Diğerlerinin aksine onun gitmesini hiç istemedim. Oysa uyku iyice sıkıştırmıştı ve neredeyse güneş doğacaktı. Kendisine belli etmedim ama tatlı Sheng ne kadar üzüldüğümü bile bile, hem Sir Buckett'ta, hem de Edgar'da gördüğüme benzer bir gülümsemeyle yeniden girdi dolaba. Ertesi sabah onu orada bulamadım.

Birkaç günümü Sheng için üzülerek geçirdim.
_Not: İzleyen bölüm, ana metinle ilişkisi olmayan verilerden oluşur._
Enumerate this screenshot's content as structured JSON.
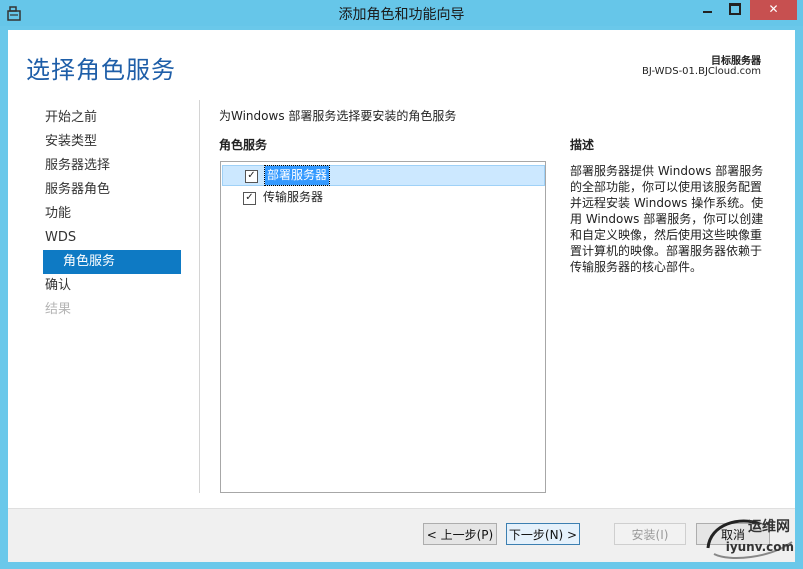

Onu düşündükçe, insanların kendi kanlarından gelen birine karşı gösterdikleri acımasızlıklarını gördüm. Dünyanın en vahşi hayvanlarıydık belki de...

Eğer küçük Tale, birkaç gün daha erken gelmiş olsaydı, tahammül edemeyeceğim bir ruh hâline bürünebilir, belki de cinnet geçirebilirdim. Tahmin ediyorum ki, kendisi de bunu bildiği için, ancak Sheng için üzülmeyi bırakıp, kendimi hayatın akışına bıraktığımı gördükten sonra ziyaretime geldi.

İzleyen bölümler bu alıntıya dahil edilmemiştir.